Lebenserfahrene Routiniers geben eine Lehrstunde in Jazz-Historie

BIBERACH – Mit der ruhigen Selbstgewissheit und Souveränität langjähriger Meister ihres Fachs zelebrierten der gebürtige Biberacher Komponist und Jazzpianist Andy Herrmann und seine Triopartner, der Mannheimer Kontrabassprofessor Thomas Stabenow sowie der weitgereisten Stuttgarter Michael Kersting am Schlagzeug bei ihrem Gastspiel im Rahmen der Heimattage ihren „Blick zurück“ (CD „Looking Back“) in die Jazzgeschichte der letzten Jahrzehnte. Dabei nahmen sie die Besucher im erneut ausverkauften Jazzkeller mit einer spürbaren Brise an pädagogischem Eros helfend an der Hand. In den feinsinnigen Anmoderationen machte Andy Herrmann seinen persönlichen Weg zur Musik, zum Jazz und vor allem zum Jazzklavier in einer ausgreifenden Retrospektive anschaulich und sorgte auch gleich für die passenden Hörbeispiele.

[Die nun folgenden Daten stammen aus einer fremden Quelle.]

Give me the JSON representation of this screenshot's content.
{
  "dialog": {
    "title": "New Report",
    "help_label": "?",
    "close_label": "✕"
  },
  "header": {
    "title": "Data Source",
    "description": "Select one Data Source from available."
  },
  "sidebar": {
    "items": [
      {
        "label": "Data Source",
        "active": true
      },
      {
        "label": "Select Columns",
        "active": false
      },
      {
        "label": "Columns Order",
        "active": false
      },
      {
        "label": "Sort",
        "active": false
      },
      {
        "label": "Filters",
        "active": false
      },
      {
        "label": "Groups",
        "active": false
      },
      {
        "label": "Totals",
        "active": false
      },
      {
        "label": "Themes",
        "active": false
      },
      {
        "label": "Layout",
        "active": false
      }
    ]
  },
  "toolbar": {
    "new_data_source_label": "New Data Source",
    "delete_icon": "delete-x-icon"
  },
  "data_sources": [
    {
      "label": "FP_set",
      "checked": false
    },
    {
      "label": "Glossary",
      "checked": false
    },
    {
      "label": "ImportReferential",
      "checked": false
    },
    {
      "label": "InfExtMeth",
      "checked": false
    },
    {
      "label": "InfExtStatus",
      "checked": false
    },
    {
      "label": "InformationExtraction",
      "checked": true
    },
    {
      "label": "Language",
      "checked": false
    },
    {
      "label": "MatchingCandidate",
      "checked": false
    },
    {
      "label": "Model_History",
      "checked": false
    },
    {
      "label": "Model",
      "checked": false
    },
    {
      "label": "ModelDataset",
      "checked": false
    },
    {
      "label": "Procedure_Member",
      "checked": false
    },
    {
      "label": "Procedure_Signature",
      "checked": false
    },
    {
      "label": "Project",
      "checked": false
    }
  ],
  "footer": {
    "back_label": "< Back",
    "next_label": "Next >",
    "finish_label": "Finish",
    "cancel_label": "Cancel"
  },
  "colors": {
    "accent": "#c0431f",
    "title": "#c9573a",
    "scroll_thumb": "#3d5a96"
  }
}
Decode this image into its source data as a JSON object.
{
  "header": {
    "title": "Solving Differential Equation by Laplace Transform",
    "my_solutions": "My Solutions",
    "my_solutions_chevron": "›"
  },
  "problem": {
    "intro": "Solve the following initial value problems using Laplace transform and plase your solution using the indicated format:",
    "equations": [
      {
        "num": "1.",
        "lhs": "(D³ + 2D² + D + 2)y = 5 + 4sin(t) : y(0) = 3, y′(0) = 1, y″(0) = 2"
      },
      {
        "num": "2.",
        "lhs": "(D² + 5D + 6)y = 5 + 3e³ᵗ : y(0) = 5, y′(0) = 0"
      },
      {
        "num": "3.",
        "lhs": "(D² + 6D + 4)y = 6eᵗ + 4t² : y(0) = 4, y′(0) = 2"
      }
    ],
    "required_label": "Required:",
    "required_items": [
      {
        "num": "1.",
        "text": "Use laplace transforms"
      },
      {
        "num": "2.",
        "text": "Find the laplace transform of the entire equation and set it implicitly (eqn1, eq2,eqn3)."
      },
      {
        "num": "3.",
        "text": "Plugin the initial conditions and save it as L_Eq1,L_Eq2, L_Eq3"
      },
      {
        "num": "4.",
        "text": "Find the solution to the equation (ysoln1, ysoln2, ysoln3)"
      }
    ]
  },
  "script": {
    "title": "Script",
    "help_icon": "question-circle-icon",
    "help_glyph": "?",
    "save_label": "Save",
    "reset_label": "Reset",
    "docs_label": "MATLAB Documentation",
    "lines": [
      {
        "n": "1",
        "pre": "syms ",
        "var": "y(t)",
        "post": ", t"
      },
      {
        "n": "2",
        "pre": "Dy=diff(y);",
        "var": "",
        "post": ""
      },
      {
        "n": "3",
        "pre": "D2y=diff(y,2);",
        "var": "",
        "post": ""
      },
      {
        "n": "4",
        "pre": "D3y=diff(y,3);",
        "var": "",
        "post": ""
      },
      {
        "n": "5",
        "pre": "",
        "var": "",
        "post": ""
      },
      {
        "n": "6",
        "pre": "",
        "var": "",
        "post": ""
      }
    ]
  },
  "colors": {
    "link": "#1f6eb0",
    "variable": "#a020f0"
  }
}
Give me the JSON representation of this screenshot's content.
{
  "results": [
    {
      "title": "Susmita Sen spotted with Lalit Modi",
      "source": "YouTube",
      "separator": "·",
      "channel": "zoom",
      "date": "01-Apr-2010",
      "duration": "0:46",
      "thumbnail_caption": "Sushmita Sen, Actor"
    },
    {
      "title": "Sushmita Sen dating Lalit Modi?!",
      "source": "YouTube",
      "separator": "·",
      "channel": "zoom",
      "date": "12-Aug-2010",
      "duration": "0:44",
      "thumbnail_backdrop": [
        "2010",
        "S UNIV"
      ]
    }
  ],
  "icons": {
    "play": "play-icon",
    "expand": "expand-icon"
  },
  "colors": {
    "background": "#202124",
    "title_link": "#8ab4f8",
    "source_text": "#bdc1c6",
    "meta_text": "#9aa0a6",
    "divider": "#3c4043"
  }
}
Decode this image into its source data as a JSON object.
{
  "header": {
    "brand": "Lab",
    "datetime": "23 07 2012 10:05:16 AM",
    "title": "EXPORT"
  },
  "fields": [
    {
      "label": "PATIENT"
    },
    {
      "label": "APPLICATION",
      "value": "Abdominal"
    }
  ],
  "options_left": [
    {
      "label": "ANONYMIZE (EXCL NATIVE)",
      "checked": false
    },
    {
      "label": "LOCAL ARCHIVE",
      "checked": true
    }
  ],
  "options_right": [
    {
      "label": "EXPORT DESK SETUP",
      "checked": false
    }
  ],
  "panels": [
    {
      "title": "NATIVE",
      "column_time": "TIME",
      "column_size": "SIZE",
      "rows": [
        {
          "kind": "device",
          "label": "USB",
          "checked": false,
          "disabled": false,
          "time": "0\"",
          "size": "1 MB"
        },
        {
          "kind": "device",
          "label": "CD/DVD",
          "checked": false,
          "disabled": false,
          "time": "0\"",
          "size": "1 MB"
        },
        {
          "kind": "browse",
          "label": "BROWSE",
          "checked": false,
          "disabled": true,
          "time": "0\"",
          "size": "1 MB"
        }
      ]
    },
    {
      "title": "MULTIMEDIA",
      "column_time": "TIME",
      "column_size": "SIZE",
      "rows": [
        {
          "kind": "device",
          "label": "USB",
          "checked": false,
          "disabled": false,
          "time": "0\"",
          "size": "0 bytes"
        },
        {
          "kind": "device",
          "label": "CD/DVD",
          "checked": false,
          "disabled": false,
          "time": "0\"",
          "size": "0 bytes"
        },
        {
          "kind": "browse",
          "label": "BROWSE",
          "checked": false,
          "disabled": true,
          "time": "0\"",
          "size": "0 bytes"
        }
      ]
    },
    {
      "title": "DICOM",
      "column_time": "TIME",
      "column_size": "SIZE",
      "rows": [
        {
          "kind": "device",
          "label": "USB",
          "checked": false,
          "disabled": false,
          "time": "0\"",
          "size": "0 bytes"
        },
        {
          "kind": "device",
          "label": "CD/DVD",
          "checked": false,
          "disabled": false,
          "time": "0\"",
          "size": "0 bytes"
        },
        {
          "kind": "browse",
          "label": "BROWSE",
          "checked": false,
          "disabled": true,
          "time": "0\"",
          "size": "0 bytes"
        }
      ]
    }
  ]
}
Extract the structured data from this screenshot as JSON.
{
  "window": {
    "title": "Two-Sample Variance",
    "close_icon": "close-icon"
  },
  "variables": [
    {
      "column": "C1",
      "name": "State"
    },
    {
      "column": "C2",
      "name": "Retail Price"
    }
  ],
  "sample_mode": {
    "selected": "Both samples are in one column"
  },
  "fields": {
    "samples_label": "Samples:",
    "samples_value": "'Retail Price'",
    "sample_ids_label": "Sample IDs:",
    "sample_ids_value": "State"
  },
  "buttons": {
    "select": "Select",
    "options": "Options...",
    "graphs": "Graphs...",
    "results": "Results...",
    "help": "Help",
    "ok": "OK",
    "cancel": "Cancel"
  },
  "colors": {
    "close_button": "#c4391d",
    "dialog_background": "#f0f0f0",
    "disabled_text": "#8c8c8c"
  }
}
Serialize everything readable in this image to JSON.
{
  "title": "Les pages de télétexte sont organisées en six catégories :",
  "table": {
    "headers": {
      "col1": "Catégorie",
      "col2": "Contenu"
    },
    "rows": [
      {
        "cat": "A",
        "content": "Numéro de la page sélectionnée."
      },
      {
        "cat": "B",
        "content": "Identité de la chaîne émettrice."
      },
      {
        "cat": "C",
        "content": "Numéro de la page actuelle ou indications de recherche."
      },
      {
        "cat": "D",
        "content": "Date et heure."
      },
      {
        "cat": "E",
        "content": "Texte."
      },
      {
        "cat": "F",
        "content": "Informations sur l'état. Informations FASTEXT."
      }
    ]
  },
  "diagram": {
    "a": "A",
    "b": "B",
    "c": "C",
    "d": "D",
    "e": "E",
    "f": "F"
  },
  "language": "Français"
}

Dass aus dem Konzert keine trockene Geschichtsstunde wurde, ist dem Fingerspitzengefühl des Luzerner und Münchner Klavierprofessors gleich in zweifacher Hinsicht zu verdanken. Wenige, wohlgesetzte Worte zeigten die Spur und die Leitplanken auf, viele, wohlgesetzte Töne, vielseitige und brillante Improvisationen, glitzernde Tonkaskaden, farbige Harmonien, aufmerksame Interaktion im Trio sowie eine stupende Technik ließen mit gehörigem Respekt vor der Tradition die Vergangenheit aus dem Geist der Jetztzeit lebendig werden. Abseits gängiger Klischees brachte er vielfach auch die wahren Künstler, die durchaus nicht immer die bekanntesten waren, auf die Bühne. Seine Frage ans Publikum, ob jemand Lyle Mays kenne, wurde mit betretenem Schweigen beantwortet, während der Namensgeber seiner Band, Pat Metheny, einen Aha-Effekt auslöste. Dass Methenys Keyboarder Lyle Mays für die meisten Kompositionen der Gruppe verantwortlich zeichnete, bleibt der breiten Öffentlichkeit meist verborgen.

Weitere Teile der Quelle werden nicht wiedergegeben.